Now, using a hand-held calculator or a computer with spreadsheet program, carry
out linear regression to determine the equation of the “best fit” straight line
for your data points. This is the equation of the standard curve for your
column. (Note: If you use a hand-held calculator, do not erase the data in
memory until you have answered all of the questions below.)
Your Turn
Using the information from the table above,
answer the following questions:
Write the equation of the standard curve for your size exclusion column in the
space below:
In this equation, “y” represents log of MW and “x” represents Ve/Vo. This
equation can be used to determine the elution volume (Ve) of any protein,
provided you know the MW of the protein, and the MW lies within the size range
of the protein standards used to make the standard curve (in this case, between
6,500 daltons and 66,000 daltons.)
Substitute the value of “log of MW for
α-lactalbumin” into your linear regression equation for “y” and calculate the value of “x”. The value of “x” equals Ve/Vo.

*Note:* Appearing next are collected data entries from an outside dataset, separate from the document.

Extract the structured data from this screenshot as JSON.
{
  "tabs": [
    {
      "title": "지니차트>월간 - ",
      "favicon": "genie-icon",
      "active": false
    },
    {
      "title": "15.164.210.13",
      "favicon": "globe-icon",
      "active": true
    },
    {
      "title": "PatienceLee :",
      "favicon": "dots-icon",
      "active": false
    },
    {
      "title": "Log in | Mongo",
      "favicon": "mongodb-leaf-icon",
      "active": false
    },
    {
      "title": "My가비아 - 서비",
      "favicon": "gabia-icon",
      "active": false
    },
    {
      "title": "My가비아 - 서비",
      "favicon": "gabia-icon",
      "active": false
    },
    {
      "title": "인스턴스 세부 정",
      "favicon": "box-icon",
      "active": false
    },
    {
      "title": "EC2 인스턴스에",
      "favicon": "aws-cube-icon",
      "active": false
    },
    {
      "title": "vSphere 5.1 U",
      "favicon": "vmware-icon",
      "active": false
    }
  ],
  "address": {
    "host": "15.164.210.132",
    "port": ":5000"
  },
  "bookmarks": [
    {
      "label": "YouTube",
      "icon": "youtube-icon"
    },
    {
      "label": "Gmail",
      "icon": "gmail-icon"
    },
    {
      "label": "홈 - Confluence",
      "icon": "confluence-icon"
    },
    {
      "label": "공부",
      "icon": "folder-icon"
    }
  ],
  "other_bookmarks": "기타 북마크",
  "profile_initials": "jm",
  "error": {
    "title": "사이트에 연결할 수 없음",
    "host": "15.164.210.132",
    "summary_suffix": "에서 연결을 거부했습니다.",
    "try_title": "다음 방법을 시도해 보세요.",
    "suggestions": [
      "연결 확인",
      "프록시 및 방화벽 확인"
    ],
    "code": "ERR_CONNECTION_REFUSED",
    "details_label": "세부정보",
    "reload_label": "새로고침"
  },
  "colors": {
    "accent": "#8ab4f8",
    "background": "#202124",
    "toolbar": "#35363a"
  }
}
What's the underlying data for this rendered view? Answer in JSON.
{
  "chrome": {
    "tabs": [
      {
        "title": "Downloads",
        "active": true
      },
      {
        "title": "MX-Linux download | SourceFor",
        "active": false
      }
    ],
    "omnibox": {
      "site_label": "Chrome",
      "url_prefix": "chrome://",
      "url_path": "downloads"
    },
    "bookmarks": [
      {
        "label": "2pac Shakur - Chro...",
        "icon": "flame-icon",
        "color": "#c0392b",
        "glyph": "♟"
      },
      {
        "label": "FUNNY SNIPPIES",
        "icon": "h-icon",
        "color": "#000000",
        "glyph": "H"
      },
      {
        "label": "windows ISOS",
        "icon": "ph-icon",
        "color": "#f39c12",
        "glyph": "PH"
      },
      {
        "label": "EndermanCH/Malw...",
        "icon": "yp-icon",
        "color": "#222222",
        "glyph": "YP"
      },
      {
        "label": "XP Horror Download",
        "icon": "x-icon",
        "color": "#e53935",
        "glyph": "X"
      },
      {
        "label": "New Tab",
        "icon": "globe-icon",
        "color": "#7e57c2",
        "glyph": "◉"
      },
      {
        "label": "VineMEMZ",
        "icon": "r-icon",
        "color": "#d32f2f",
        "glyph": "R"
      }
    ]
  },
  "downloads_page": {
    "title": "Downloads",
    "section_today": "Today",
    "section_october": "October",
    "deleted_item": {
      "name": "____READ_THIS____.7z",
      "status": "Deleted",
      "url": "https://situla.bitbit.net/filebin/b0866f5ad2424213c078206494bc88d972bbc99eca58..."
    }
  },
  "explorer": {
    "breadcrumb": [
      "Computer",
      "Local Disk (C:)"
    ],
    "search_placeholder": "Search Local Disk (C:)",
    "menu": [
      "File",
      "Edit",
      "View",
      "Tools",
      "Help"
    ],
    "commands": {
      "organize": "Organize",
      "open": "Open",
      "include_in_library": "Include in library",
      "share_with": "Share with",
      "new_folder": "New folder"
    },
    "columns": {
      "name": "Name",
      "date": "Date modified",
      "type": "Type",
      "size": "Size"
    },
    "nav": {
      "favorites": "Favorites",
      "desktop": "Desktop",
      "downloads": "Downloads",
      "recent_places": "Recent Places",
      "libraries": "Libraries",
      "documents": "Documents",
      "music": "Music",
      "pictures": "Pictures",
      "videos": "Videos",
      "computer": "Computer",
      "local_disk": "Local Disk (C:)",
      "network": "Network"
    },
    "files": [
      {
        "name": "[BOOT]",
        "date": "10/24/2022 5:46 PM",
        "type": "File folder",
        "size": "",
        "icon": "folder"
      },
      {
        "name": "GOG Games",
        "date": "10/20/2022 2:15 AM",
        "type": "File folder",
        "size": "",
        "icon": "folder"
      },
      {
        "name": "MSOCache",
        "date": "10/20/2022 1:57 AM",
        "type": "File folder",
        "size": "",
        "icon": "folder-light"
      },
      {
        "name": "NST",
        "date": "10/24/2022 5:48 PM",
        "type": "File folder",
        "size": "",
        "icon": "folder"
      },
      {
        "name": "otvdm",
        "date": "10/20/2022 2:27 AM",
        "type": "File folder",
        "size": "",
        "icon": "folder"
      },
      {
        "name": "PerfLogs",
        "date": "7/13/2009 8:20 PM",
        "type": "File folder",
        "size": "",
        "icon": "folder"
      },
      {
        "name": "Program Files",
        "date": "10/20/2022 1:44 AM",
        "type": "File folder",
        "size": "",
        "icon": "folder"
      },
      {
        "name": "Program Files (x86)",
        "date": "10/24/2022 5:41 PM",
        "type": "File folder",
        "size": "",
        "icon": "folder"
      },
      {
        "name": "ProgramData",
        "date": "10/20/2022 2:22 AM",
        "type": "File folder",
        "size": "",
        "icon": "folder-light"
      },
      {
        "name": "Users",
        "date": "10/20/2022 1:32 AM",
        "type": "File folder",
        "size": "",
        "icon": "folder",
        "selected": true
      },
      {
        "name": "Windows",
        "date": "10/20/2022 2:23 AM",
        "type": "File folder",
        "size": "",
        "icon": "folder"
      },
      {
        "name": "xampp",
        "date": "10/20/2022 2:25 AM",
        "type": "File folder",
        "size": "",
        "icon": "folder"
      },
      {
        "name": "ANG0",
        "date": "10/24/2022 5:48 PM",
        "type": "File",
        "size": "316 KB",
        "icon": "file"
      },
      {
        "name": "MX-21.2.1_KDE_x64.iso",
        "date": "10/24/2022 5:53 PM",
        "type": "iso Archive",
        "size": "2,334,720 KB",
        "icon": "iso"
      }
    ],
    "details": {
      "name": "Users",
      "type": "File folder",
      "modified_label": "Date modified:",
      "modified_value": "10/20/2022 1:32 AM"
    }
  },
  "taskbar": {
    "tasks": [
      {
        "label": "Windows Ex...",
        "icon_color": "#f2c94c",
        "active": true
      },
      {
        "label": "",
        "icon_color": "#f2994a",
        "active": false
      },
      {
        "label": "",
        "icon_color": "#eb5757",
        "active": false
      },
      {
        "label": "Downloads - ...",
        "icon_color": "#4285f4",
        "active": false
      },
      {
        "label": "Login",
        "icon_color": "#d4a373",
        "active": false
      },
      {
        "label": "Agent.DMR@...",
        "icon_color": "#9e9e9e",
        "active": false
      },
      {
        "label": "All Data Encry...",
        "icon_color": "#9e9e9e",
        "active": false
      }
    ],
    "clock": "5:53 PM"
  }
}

(On the TI-36 you can do this by entering the y-value (log MW of
α-lactalbumin)
into the calculator, then press [2nd] and [x']. If you have cleared your
calculator before doing this step, you will need to re-enter your data.)
Based on your calculation, what is Ve/Vo for
α-lactalbumin?
Remember, the Ve for a protein is the volume of liquid, in milliliters, that has
already passed through the column as the highest concentration of the protein of
interest comes out. Since you will be collecting 1.0 mL fractions, a Ve between
0 and 1 mL means the highest concentration of the protein will be found in the
first fraction, a Ve between 1 and 2 mL means the highest concentration of the
protein will be found in the second fraction, a Ve between 2 and 3 mL means the
highest concentration of the protein will be found in the third fraction, etc.
In which fraction do you expect to find the highest concentration of
α-lactalbumin? Since you will need this information during lab, write the fraction number in
the following space and in your lab notebook:
Fill in the log of MW for each protein standard in the table above.